Another problem associated with such aircraft doors occurs when trying to close the door. When the door is in an open position it overhangs the edge of the aircraft fuselage by a considerable amount and the center of gravity of the door is therefore located a considerable distance from the edge of the aircraft fuselage. Since the door must be grasped about the lower portion of the door in order to close it, a person located within the aircraft must bend down and extend his arms outwardly a considerable distance to grasp the lower portion of the door and then lift the weight of the door. However, this position is not conducive for exerting an effective lifting motion and, consequently, the weight of the door exerts a great strain upon a person's back. In the case wherein a person outside the aircraft on the runway attempts to close the door, the potential again exists for damaging the aircraft.
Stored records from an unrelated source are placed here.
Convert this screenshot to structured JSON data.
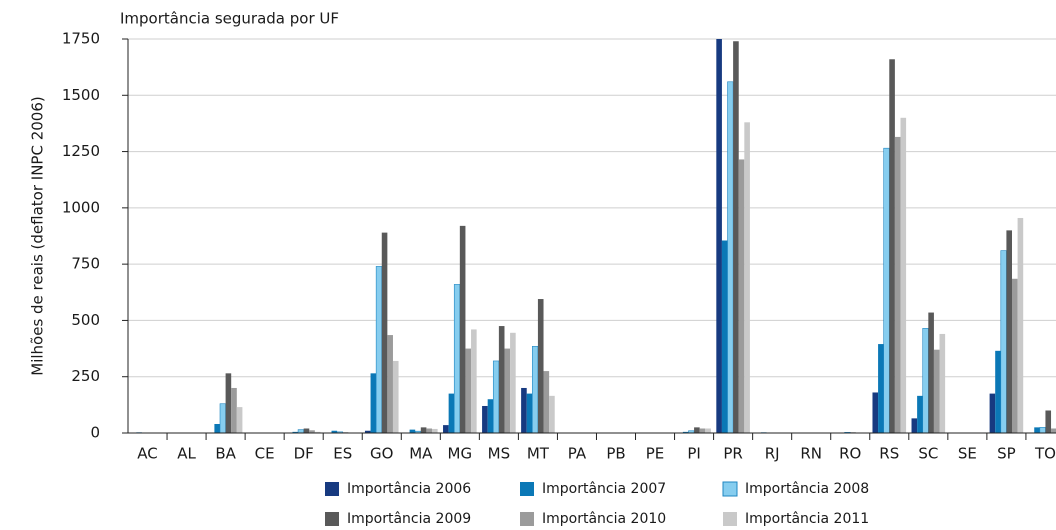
{
  "chart_data": {
    "type": "bar",
    "title": "Importância segurada por UF",
    "y_label": "Milhões de reais (deflator  INPC 2006)",
    "categories": [
      "AC",
      "AL",
      "BA",
      "CE",
      "DF",
      "ES",
      "GO",
      "MA",
      "MG",
      "MS",
      "MT",
      "PA",
      "PB",
      "PE",
      "PI",
      "PR",
      "RJ",
      "RN",
      "RO",
      "RS",
      "SC",
      "SE",
      "SP",
      "TO"
    ],
    "series": [
      {
        "name": "Importância 2006",
        "color": "#173a80",
        "values": [
          0,
          0,
          0,
          0,
          2,
          0,
          10,
          0,
          35,
          120,
          200,
          0,
          0,
          0,
          0,
          1750,
          0,
          0,
          0,
          180,
          65,
          0,
          175,
          0
        ]
      },
      {
        "name": "Importância 2007",
        "color": "#0b78b6",
        "values": [
          3,
          0,
          40,
          0,
          5,
          10,
          265,
          15,
          175,
          150,
          175,
          0,
          0,
          2,
          5,
          855,
          3,
          0,
          2,
          395,
          165,
          0,
          365,
          25
        ]
      },
      {
        "name": "Importância 2008",
        "color": "#86cdef",
        "values": [
          0,
          0,
          130,
          0,
          15,
          5,
          740,
          8,
          660,
          320,
          385,
          0,
          0,
          0,
          10,
          1560,
          0,
          0,
          3,
          1265,
          465,
          0,
          810,
          25
        ]
      },
      {
        "name": "Importância 2009",
        "color": "#595959",
        "values": [
          0,
          0,
          265,
          0,
          20,
          3,
          890,
          25,
          920,
          475,
          595,
          0,
          0,
          0,
          25,
          1740,
          0,
          0,
          3,
          1660,
          535,
          2,
          900,
          100
        ]
      },
      {
        "name": "Importância 2010",
        "color": "#9b9b9b",
        "values": [
          0,
          0,
          200,
          0,
          12,
          2,
          435,
          20,
          375,
          375,
          275,
          0,
          0,
          0,
          20,
          1215,
          0,
          0,
          2,
          1315,
          370,
          2,
          685,
          20
        ]
      },
      {
        "name": "Importância 2011",
        "color": "#c9c9c9",
        "values": [
          0,
          0,
          115,
          0,
          5,
          2,
          320,
          18,
          460,
          445,
          165,
          0,
          0,
          0,
          20,
          1380,
          0,
          0,
          2,
          1400,
          440,
          0,
          955,
          0
        ]
      }
    ],
    "ylim": [
      0,
      1750
    ],
    "yticks": [
      0,
      250,
      500,
      750,
      1000,
      1250,
      1500,
      1750
    ],
    "grid": true
  }
}
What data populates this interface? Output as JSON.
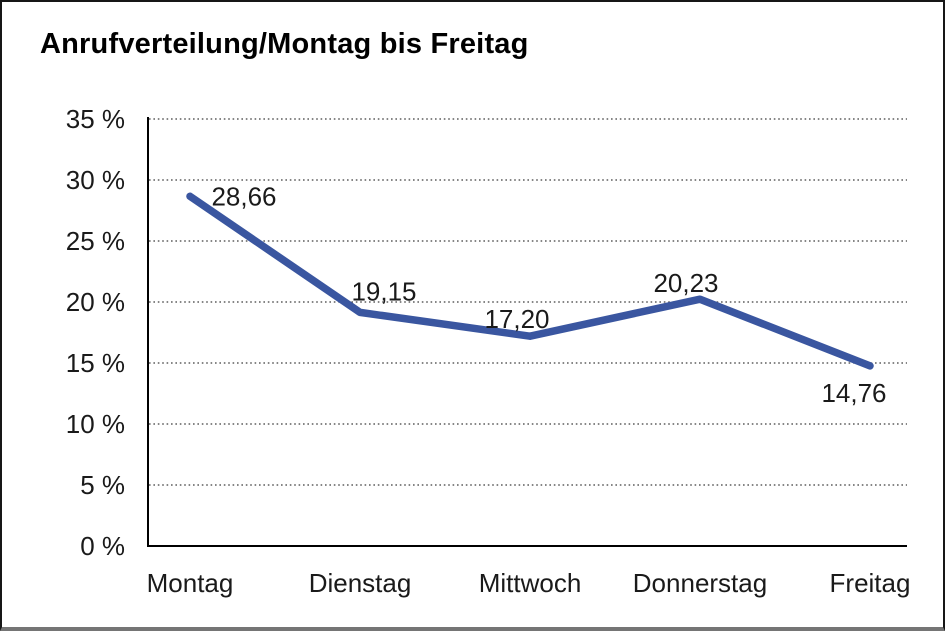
{
  "title": "Anrufverteilung/Montag bis Freitag",
  "chart_data": {
    "type": "line",
    "title": "Anrufverteilung/Montag bis Freitag",
    "categories": [
      "Montag",
      "Dienstag",
      "Mittwoch",
      "Donnerstag",
      "Freitag"
    ],
    "values": [
      28.66,
      19.15,
      17.2,
      20.23,
      14.76
    ],
    "point_labels": [
      "28,66",
      "19,15",
      "17,20",
      "20,23",
      "14,76"
    ],
    "ytick_labels": [
      "0 %",
      "5 %",
      "10 %",
      "15 %",
      "20 %",
      "25 %",
      "30 %",
      "35 %"
    ],
    "ytick_step": 5,
    "ylim": [
      0,
      35
    ],
    "xlabel": "",
    "ylabel": "",
    "grid": "horizontal-dotted",
    "legend": "none",
    "line_color": "#3A56A0",
    "axis_color": "#000000",
    "text_color": "#1a1a1a"
  }
}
Aside from the necessity of lifting the heavy door, the door, as it approaches a closed position has a tendency to slam into the fuselage, thereby possibly damaging the door and/or the fuselage.
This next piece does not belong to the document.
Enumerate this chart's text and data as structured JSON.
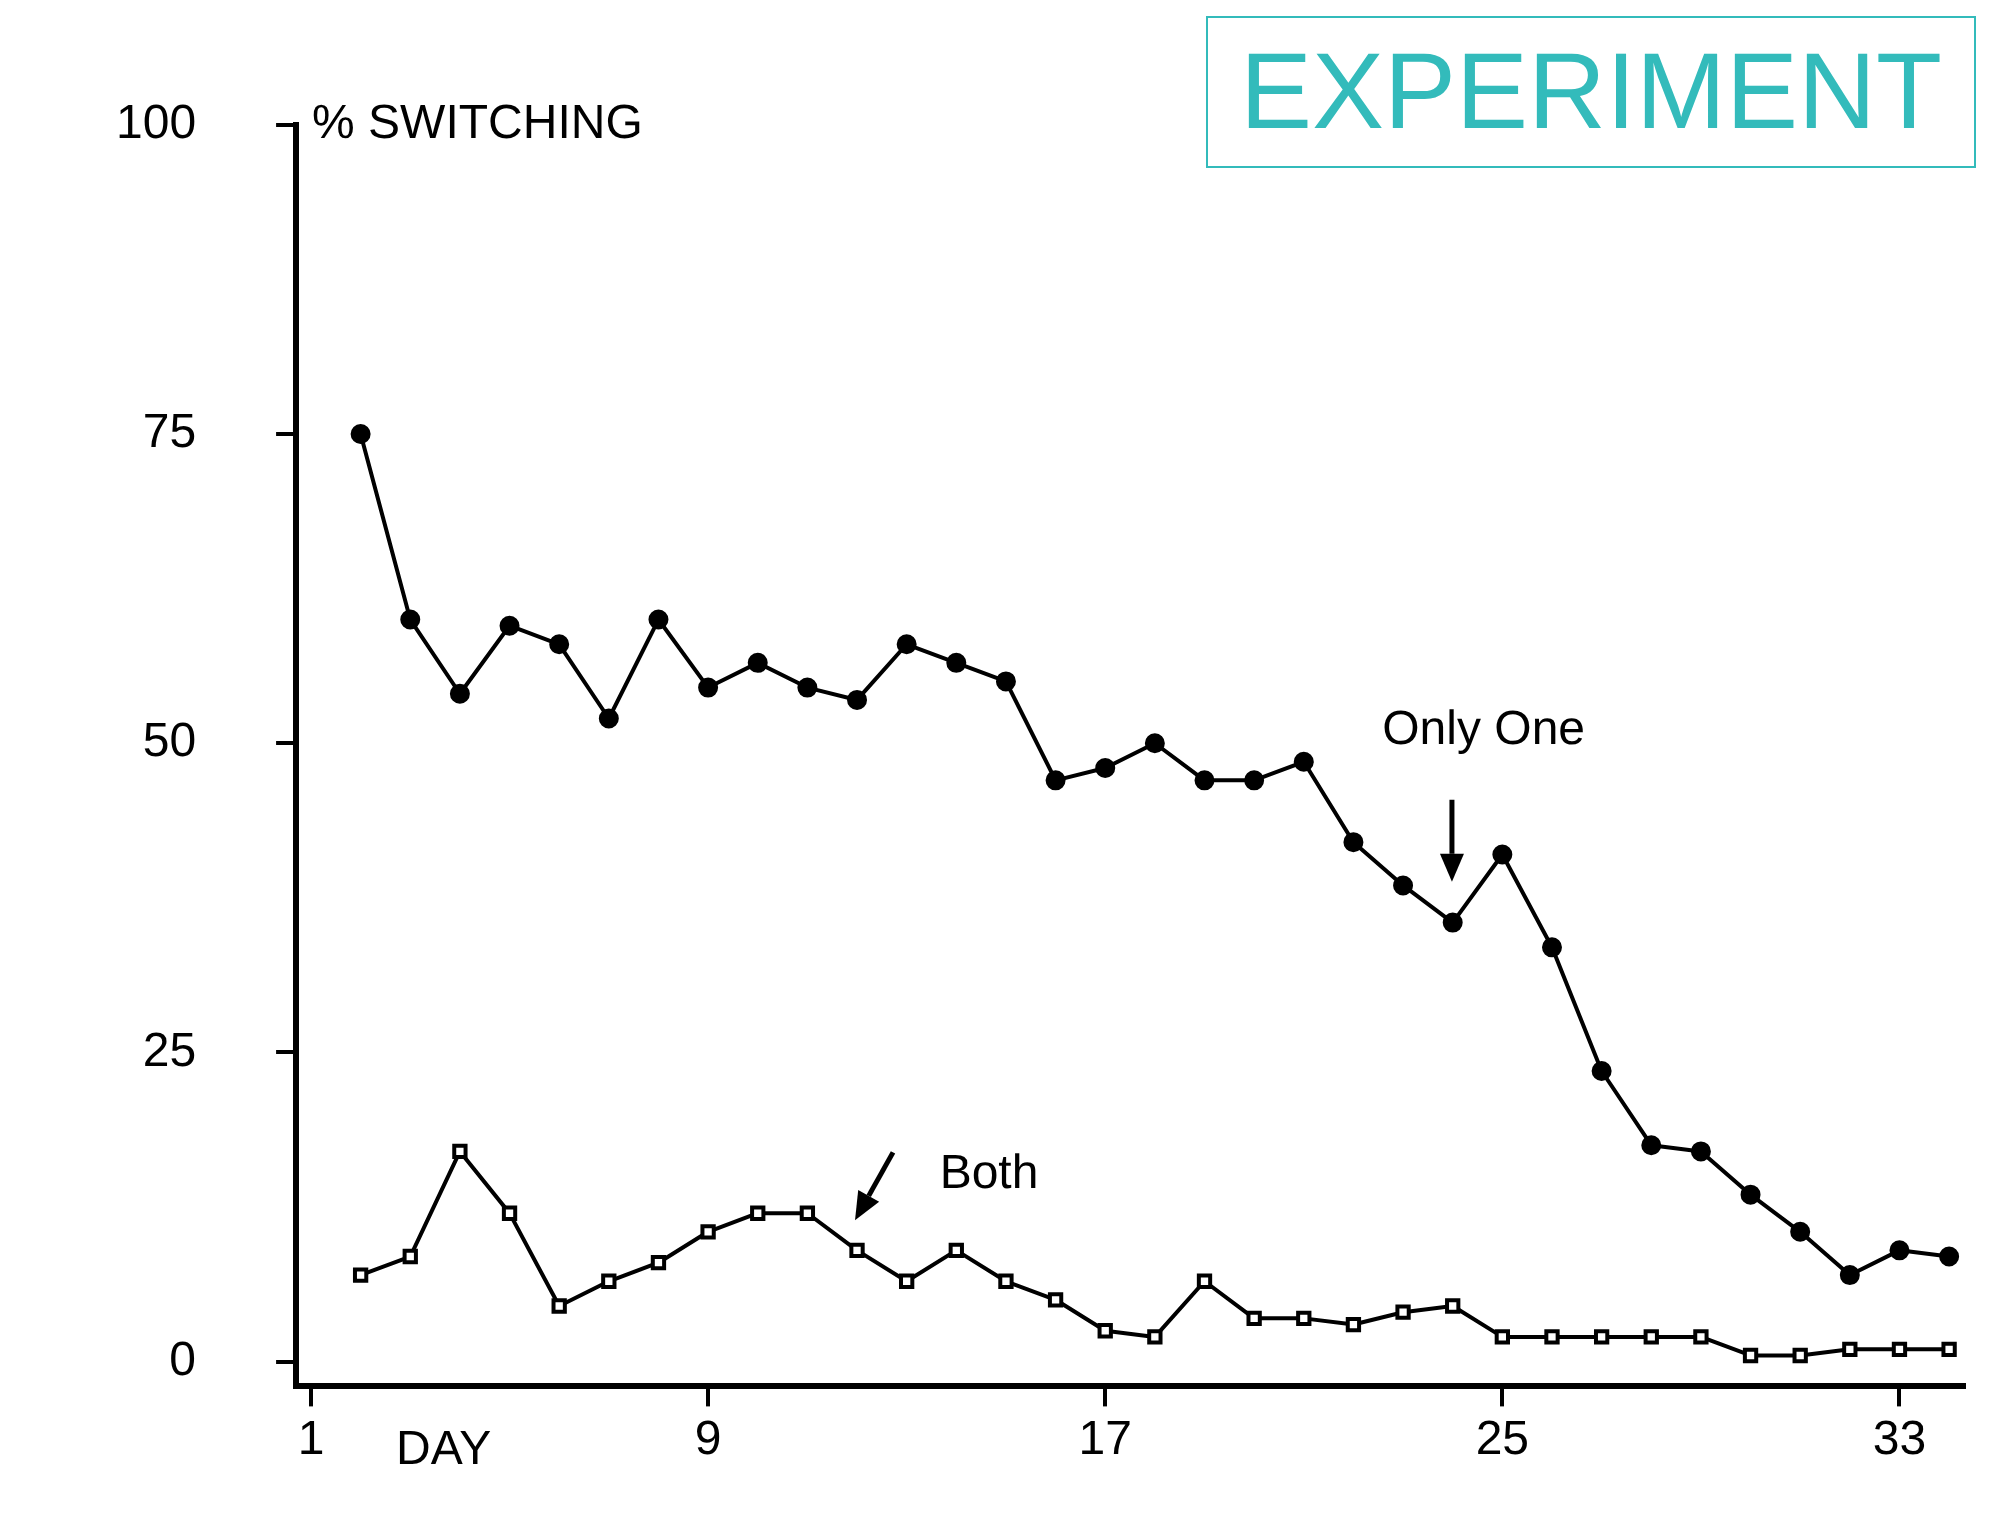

One suggested solution for these problems has been to incorporate some type of counterbalance system disposed within the aircraft fuselage. For example, in the case of the North American Sabreliner jet aircraft, a counterbalance system is provided which provides a constant door counterbalancing force of approximately eighty pounds. However, the door of a Sabreliner weighs in excess of two hundred pounds, whereby a counterbalancing force in excess of one hundred twenty pounds must still be supplied in order to open and close the door. Additionally, the torque required to counterbalance the door is not a constant value, due to the manner in which the door rotates into its opened or closed position. Since the length of the moment arm, the distance between the door's horizontal axis of rotation and the door's center of gravity, is constantly changing, the torque necessary to counterbalance the weight of the door is likewise constantly changing.
Therefore, in addition to the disadvantage of not providing enough counterbalancing force, presently known counterbalancing systems do not provide a counterbalancing force which is varied dependent upon the position of the door as it is opened and closed. In the case of the North American Sabreliner, the constant eighty pound counterbalancing force does not adequately counterbalance the door whereby it may easily be opened and closed. As the door assumes a closed position the present counterbalance system tends to apply torque in excess of that required to counterbalance the door, whereby one must push against the door to prevent it from slamming into the aircraft fuselage. As the door assumes an opened position, the door tends to swing down rapidly and abut the fuselage, as previously described, since the present counterbalance system does not provide enough counterbalancing force.
Another disadvantage of known counterbalance systems for aircraft doors resides in their excessive weight. The more an aircraft weighs, the less payload the aircraft may accommodate. Therefore, many aircraft have either no door counterbalancing system or an inadequate counterbalancing system due to the aircraft designer's desire to minimize the weight of the aircraft.
Accordingly, prior to the development of the present invention, there has been no aircraft door counterbalance system available which is light in weight, exerts a variable torque upon the door, prevents damage to the aircraft door, and/or aircraft fuselage, prevents physical injury to those persons opening or closing the aircraft door, and enables fingertip operation when closing and opening the aircraft door. Therefore, the art has sought an efficient, light weight, safe, and inexpensive aircraft door counterbalance system for counterbalancing the weight of an aircraft door as it is opened and closed.